1. **Installing dependencies**: Run ```npm install``` in the project folder from your terminal to install all project dependencies.
2. **Running code**: In the project folder:
- For the solution code: ```node index.js``` - It will generate a new ```block.txt``` file with the ordering of transactions.
- Testing a transaction ordering: ```node test.js ```

## The Solution ✔️

### Approach 🏗️

**Observation 1**: We aim to order the transactions in such a way that we, at any point in time, are able to minimize and limit the weight processed but maximize the fee earned.
Therefore, the best way to achieve this would be to order the transactions on the basis of the ratio of ```fee/weight``` i.e. the transactions having the highest such ratio should be processed first because they provide us the maximum fee per weight processed.

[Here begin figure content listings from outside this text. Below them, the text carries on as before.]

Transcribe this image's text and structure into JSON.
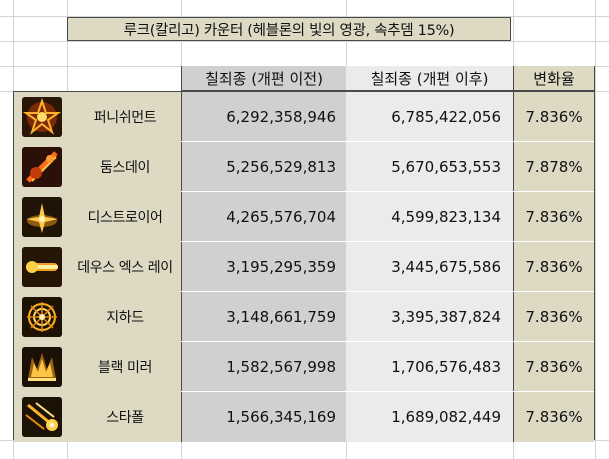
{
  "title": "루크(칼리고) 카운터 (헤블론의 빛의 영광, 속추뎀 15%)",
  "headers": {
    "before": "칠죄종 (개편 이전)",
    "after": "칠죄종 (개편 이후)",
    "rate": "변화율"
  },
  "rows": [
    {
      "name": "퍼니쉬먼트",
      "icon": "punishment-skill-icon",
      "before": "6,292,358,946",
      "after": "6,785,422,056",
      "rate": "7.836%"
    },
    {
      "name": "둠스데이",
      "icon": "doomsday-skill-icon",
      "before": "5,256,529,813",
      "after": "5,670,653,553",
      "rate": "7.878%"
    },
    {
      "name": "디스트로이어",
      "icon": "destroyer-skill-icon",
      "before": "4,265,576,704",
      "after": "4,599,823,134",
      "rate": "7.836%"
    },
    {
      "name": "데우스 엑스 레이",
      "icon": "deus-ex-ray-skill-icon",
      "before": "3,195,295,359",
      "after": "3,445,675,586",
      "rate": "7.836%"
    },
    {
      "name": "지하드",
      "icon": "jihad-skill-icon",
      "before": "3,148,661,759",
      "after": "3,395,387,824",
      "rate": "7.836%"
    },
    {
      "name": "블랙 미러",
      "icon": "black-mirror-skill-icon",
      "before": "1,582,567,998",
      "after": "1,706,576,483",
      "rate": "7.836%"
    },
    {
      "name": "스타폴",
      "icon": "starfall-skill-icon",
      "before": "1,566,345,169",
      "after": "1,689,082,449",
      "rate": "7.836%"
    }
  ]
}
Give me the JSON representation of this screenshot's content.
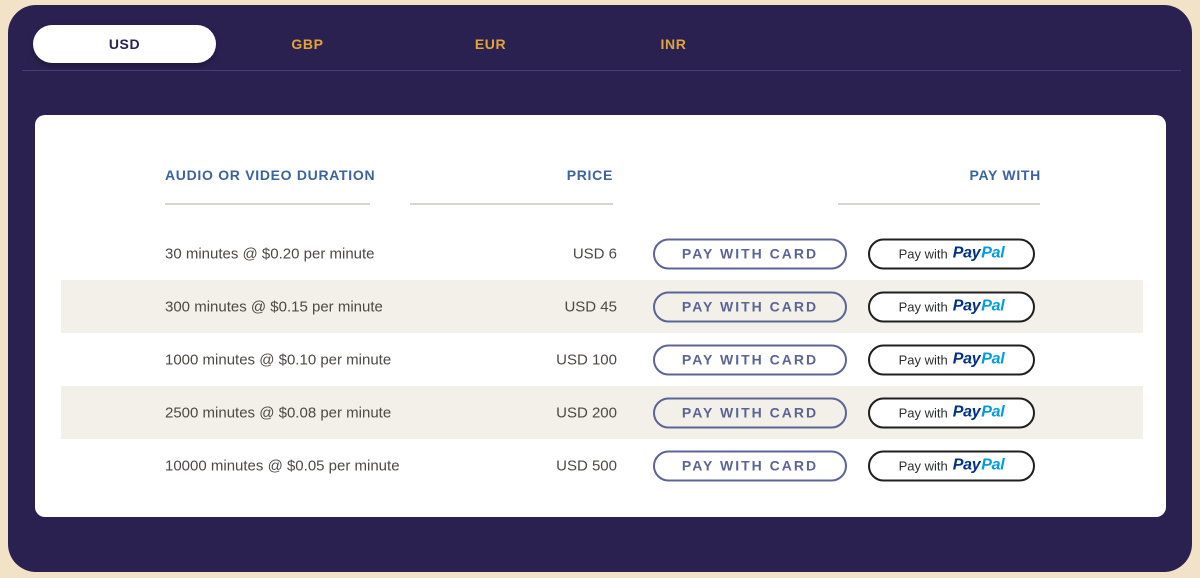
{
  "theme": {
    "outer_bg": "#f2e2c8",
    "panel_bg": "#2a2151",
    "tab_active_bg": "#ffffff",
    "tab_active_text": "#2a2151",
    "tab_inactive_text": "#e2a33c",
    "divider": "#473c73",
    "header_text": "#3c639c",
    "underline": "#d9d5ce",
    "body_text": "#4c4a45",
    "row_alt_bg": "#f3efe9",
    "card_button": "#5c6494",
    "paypal_border": "#1f1f1f",
    "paypal_text": "#2c2e2f",
    "paypal_dark": "#003087",
    "paypal_light": "#009cde"
  },
  "tabs": [
    {
      "label": "USD",
      "active": true
    },
    {
      "label": "GBP",
      "active": false
    },
    {
      "label": "EUR",
      "active": false
    },
    {
      "label": "INR",
      "active": false
    }
  ],
  "table": {
    "headers": [
      "AUDIO OR VIDEO DURATION",
      "PRICE",
      "PAY WITH"
    ],
    "card_button_label": "PAY WITH CARD",
    "paypal_button": {
      "prefix": "Pay with",
      "brand_dark": "Pay",
      "brand_light": "Pal"
    },
    "rows": [
      {
        "duration": "30 minutes @ $0.20 per minute",
        "price": "USD 6"
      },
      {
        "duration": "300 minutes @ $0.15 per minute",
        "price": "USD 45"
      },
      {
        "duration": "1000 minutes @ $0.10 per minute",
        "price": "USD 100"
      },
      {
        "duration": "2500 minutes @ $0.08 per minute",
        "price": "USD 200"
      },
      {
        "duration": "10000 minutes @ $0.05 per minute",
        "price": "USD 500"
      }
    ]
  }
}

**Observation 2**: In case of two transactions having the same ```fee/weight``` ratio, we can then sort them on the basis of the number of their required parent transactions.
The transaction requiring smaller number of parent transactions has a higher probability that all of its parent transactions would have been processed before.

### Implementation 🌱

The following steps were used in the implementation of the code:

1. Create an empty ```transactions``` array for storing every parsed transaction from the csv.
2. Parse ```mempool.csv``` using [fast-csv](https://www.npmjs.com/package/fast-csv) and for every row
- Calculate the ```fee/weight``` ratio
- Append a new row to the ```transactions``` matrix for this transaction having the format
```
[
fee/weight ratio - Number,
transaction id - String,
transaction fee - Number
transaction weight - Number,
parent transactions - String[]
]
```
3. Sort the ```transactions``` array:
- reverse sort on the basis of ```fee/weight``` ratio
- if two have the same ratio, sort on the basis of the size of the parent transactions array.
4. Create a ```processed``` object to store transaction ids of all the processed transactions.
5. For every transaction in the ```transactions``` array, validate it if:
- ```processed weight + transaction weight``` is lesser than or equal to 4000000
- all of the parent transactions have been processed before i.e. their ids are present in the ```processed``` object.
6. If both the conditions are valid, process this transaction:
- increase the values of the processed weight and the fee
- add this transaction id to the ```processed``` object.
- append this transaction's id to the ```block.txt``` file.
- increase the count of processed transactions
7. Log the total processed weight, fee earned and the number of transactions processed.

### Final code output
On the ordering generated by the above implementation, we get:
```
In block.txt:
total fees collected (in satoshis): 58,17,973
total weight processed: 39,99,784
total entries written: 3,217
```

### Space and Time Complexity 📈
Assuming ```mempool.csv``` has ```n``` number of transactions.

**Time Complexity**:
1. Parsing the CSV file: ```O(n)```
2. Sorting the ```transactions``` array: ```O(nlogn)```
3. Traversing the array for processing valid transactions: ```O(n)```

Therefore the time complexity is ```O(nlogn)```

**Space Complexity**:
1. ```transactions``` array: ```O(n)```
2. ```processed``` object: ```O(n)```

Therefore the time complexity is ```O(n)```

**Assumptions**:
1. Storing data in an object and retrieving it is a constant time operation.